Family enjoying independence day celebration oblivious to the risk of hearing loss from fireworks.

Now that the weather is warm you quite possibly have your agenda packed with parties and other activities. Almost everyone you know will be outside for some party the next couple weeks as Independence Day is just around the corner. With it comes marching bands, live music, parades and, of course, fireworks. When going out to have fun this summer, don’t pass up on the good times, just take a minute to carefully consider how you should protect your hearing.

Noise-induced hearing loss has an effect on around 6 percent of the U.S. adult population below the age of 70; that equates to around 40 million people. It’s sad that this type of hearing damage is just about 100 percent avoidable. All you need is a little forethought and good sense. Give consideration to some examples of why you should take care of your ears as you have fun this season and the best ways of doing it.

FireWorks are the Most Noisy of all.

With all the potential dangers that come with fireworks, hearing damage tops the list. Despite that, you rarely hear experts warning people about this threat like they do with fire or burns.

Boys Town National Research Hospital states you’re at risk of hearing loss from fireworks regardless if you’re shooting them off yourself or watching them at a public show. With extensive exposure, any sound over 85 decibels can cause noise-related hearing damage. Fireworks typically range from 150 to 175 decibels. The World Health Association estimates that adults could withstand up to 140 decibels of sound for a short time, but children will surely have damage at just 120. Fireworks are normally louder than both those numbers.

The positive spin? The potential for hearing damage is exponentially lowered the further you are from the explosion. For example, if you’re sitting in the stands at a field where they are shooting off the fireworks, you’re at greater risk than someone watching it from their porch. If you are an adult it is recommended that you stand at least 30 yards away. Children should be 70 yards away to take care of their hearing and babies shouldn’t be there at all.

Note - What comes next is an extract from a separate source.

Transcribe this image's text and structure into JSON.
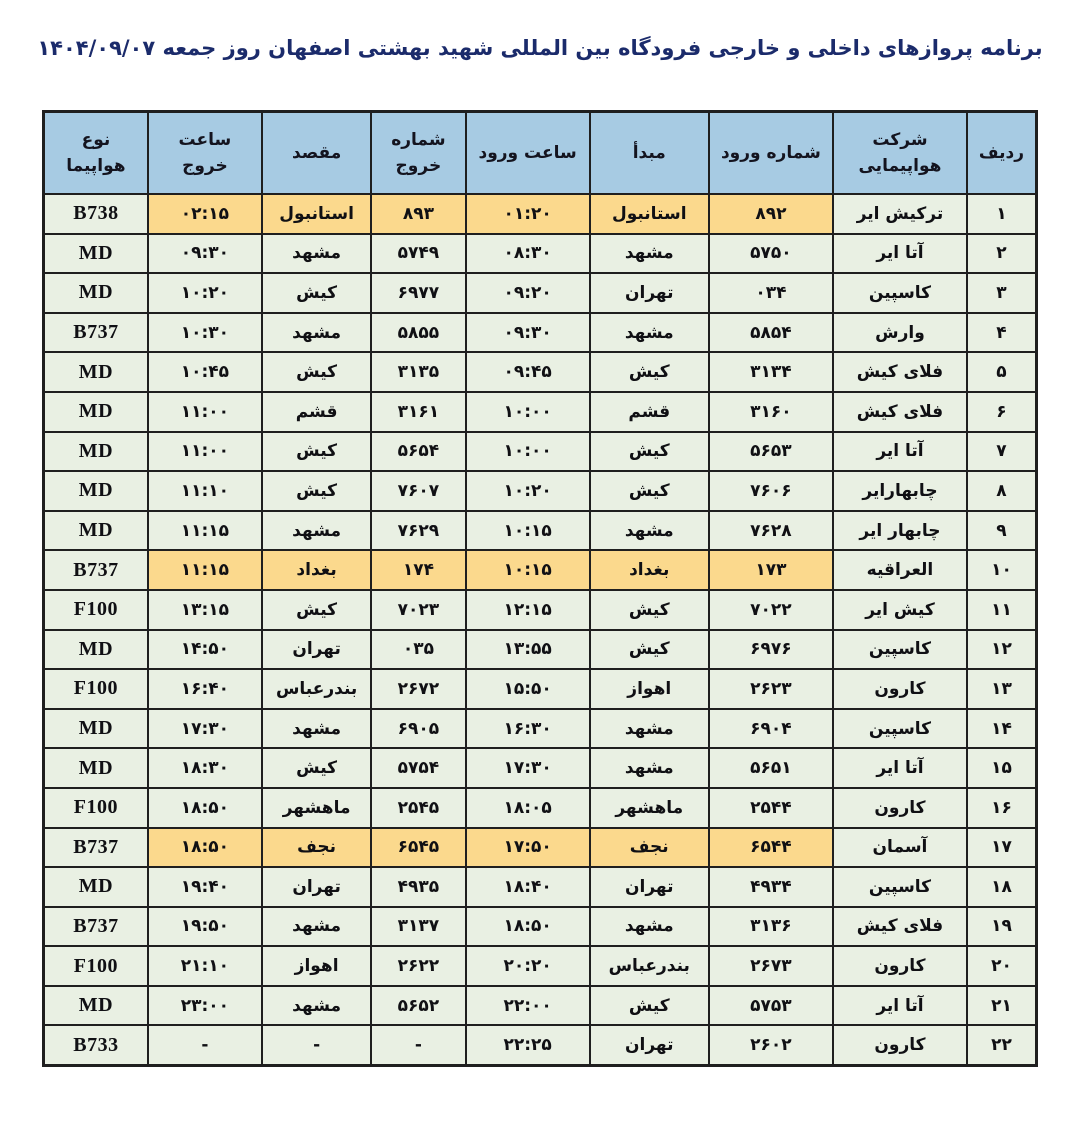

Because You Love Live Music

Who doesn’t? And of course some of the best musicians in the world come out to perform in the summer. The World Health Association states that a billion teens are at risk for hearing loss from music whether it is coming from ear-buds, a parade or a favorite band playing on stage.

Hearing loss is a constant factor when it comes to repeated exposure to loud music. Live shows are usually louder than 100 decibels which becomes dangerous after only 15 minutes. Almost all concerts are longer than that!

Then There are the People

At celebrations, crowd noise is usually the most underestimated hearing danger. At a good event, there will be people on all sides of you shouting to talk over everybody else. The American Speech-Language-Hearing Association claims that crowd noise at sports games ranges between 80 to 90 decibels. Unfortunately, it will probably be higher and more consistent at a parade or celebration.

Mix Celebratory good times with a Little Common Sense

How can you keep your ears protected? You may not realize that it’s actually common sense. Assess the hearing risk of the event beforehand:

  • Will there be loud music?
  • Large crowds?
  • Fireworks?

If you expect that the celebration is going to be loud you can make the smart choice. It is important to wear hearing protection if you are going to be around loud music, crowds, or fireworks. Something simple like foam earplugs will allow you to hear what’s going on still, but at a safe level.

If there is a fireworks show, take the family back to a safe distance. The nature of fireworks means you can enjoy them without being in the front row. Watch from a couple of blocks away, at least, to be safe. There will be fewer people back there, too, so you’ll be able to enjoy the show more comfortably.

What About the Non-Sound Risks at Celebrations?

There is more to talk about here than just sound. Hot sun, not enough water, excessive drinking, and fatigue also can be a concern. If you already have some hearing loss or if you suffer from tinnitus, these things will get worse.

Remember to celebrate in moderation. If the celebration is going to last all day and into the night, maybe start later. Always drink plenty of water and try to moderate your alcohol consumption. Getting out of the heat for short periods is essential. Is there a shady spot around? Is there an air-conditioned building nearby?

Celebrations come every year, but you only get one pair of ears. Enjoy the holiday but be sure to take care of your ears also. If you are worried that you may have already suffered hearing damage it is important to schedule an appointment with a hearing care specialist.